Montgomery stopped by Graves's home for tea on his way back through Paris the following week, and the two soon began what he calls a sort of "Victorian courtship." They traded long e-mails every few weeks and when Graves next performed in Washington, Montgomery and his daughter went to see her.

Though the e-mails continued, their connection was ambiguous and, as Montgomery puts it, rather formal. He asked her to a hospital Christmas party when she was in town visiting family for the holidays, and though they shared a first kiss that night, neither came away with any clarity about where the relationship was headed.

Two months later he flew to Wisconsin to see her perform, determined to tell Graves he thought he was falling in love with her. At an awkward pause over coffee, he lost his nerve. "And then," he recalls, "she just launched into it and said, 'I've been very surprised, but I can't get you off my mind.' "

"I think I started loving him even on the airplane," she says. "I know that I did."

There were logistical obstructions in the way of their romance: She still lived in Paris. He'd been separated from his wife for years, but the divorce wasn't finalized until this spring.

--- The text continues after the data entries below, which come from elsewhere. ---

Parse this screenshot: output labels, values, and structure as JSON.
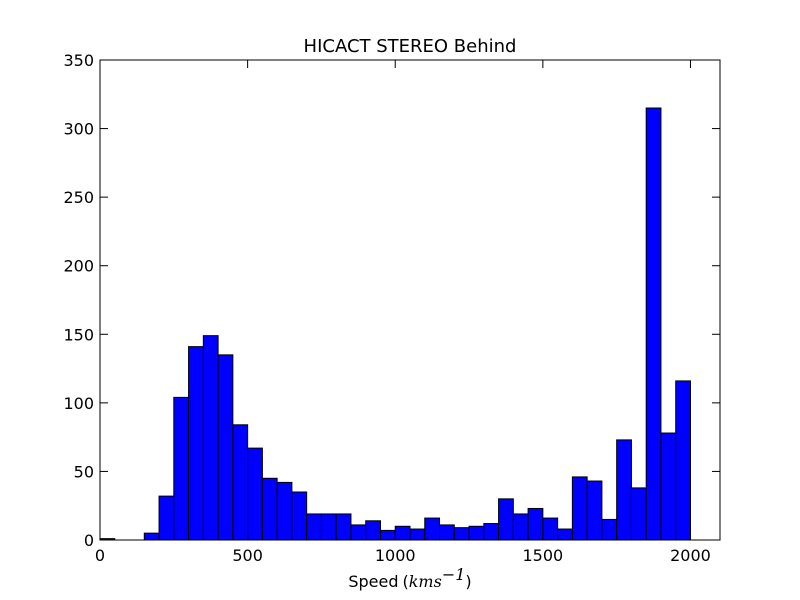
{
  "chart_data": {
    "type": "bar",
    "title": "HICACT STEREO Behind",
    "xlabel": "Speed",
    "xlabel_unit_math": "kms",
    "xlabel_unit_exp": "−1",
    "ylabel": "",
    "xlim": [
      0,
      2100
    ],
    "ylim": [
      0,
      350
    ],
    "xticks": [
      0,
      500,
      1000,
      1500,
      2000
    ],
    "yticks": [
      0,
      50,
      100,
      150,
      200,
      250,
      300,
      350
    ],
    "xtick_labels": [
      "0",
      "500",
      "1000",
      "1500",
      "2000"
    ],
    "ytick_labels": [
      "0",
      "50",
      "100",
      "150",
      "200",
      "250",
      "300",
      "350"
    ],
    "bin_width": 50,
    "bin_start": 0,
    "values": [
      1,
      0,
      0,
      5,
      32,
      104,
      141,
      149,
      135,
      84,
      67,
      45,
      42,
      35,
      19,
      19,
      19,
      11,
      14,
      7,
      10,
      8,
      16,
      11,
      9,
      10,
      12,
      30,
      19,
      23,
      16,
      8,
      46,
      43,
      15,
      73,
      38,
      315,
      78,
      116
    ],
    "grid": false,
    "bar_color": "#0000ff",
    "edge_color": "#000000"
  }
}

Their lives were like separate trees with deep roots that needed to be dug up and replanted together, Montgomery says, and, as difficult as that process sometimes was, "the love just kept coming through at every turn."

The force of that love, they both say, has been the greatest surprise of their lives.

"I understand what people are writing the poems about and writing the songs about," says Graves, who now lives with Montgomery in Bethesda. "It's just a bit of heaven. I feel like it's God saying, 'Hello, I'm here. I exist, you see?' "

Hence three weddings -- the chance to, as she put it, "scream it from the mountaintops." Almost eight years to the day after she sang "The Lord's Prayer" at the 9/11 memorial service, Graves entered Washington National Cathedral again, this time in a long white dress. The bride's and groom's children preceded her down the aisle, where she and Montgomery would be serenaded before their 150 guests by a violinist, trumpeter, organist, harpist, two pianists, a full cathedral choir and four opera singers, including soprano Alessandra Marc and matron of honor Anna Soranno.

As they recited their vows, Graves pulled Montgomery's hand to her cheek. Her voice broke with the words "till death do us part."

This relationship is different from previous ones, they say, because of its intensity and the intention with which they've approached it.

"It's the first truly conscious relationship I've ever had," Montgomery says. "We see a counselor every other week. We read books. We talk all the time about how to communicate better and to improve our relationship."

This one thing, his diva wife says, is simple: "I want to be good at loving him. I want it to be the best thing that I do."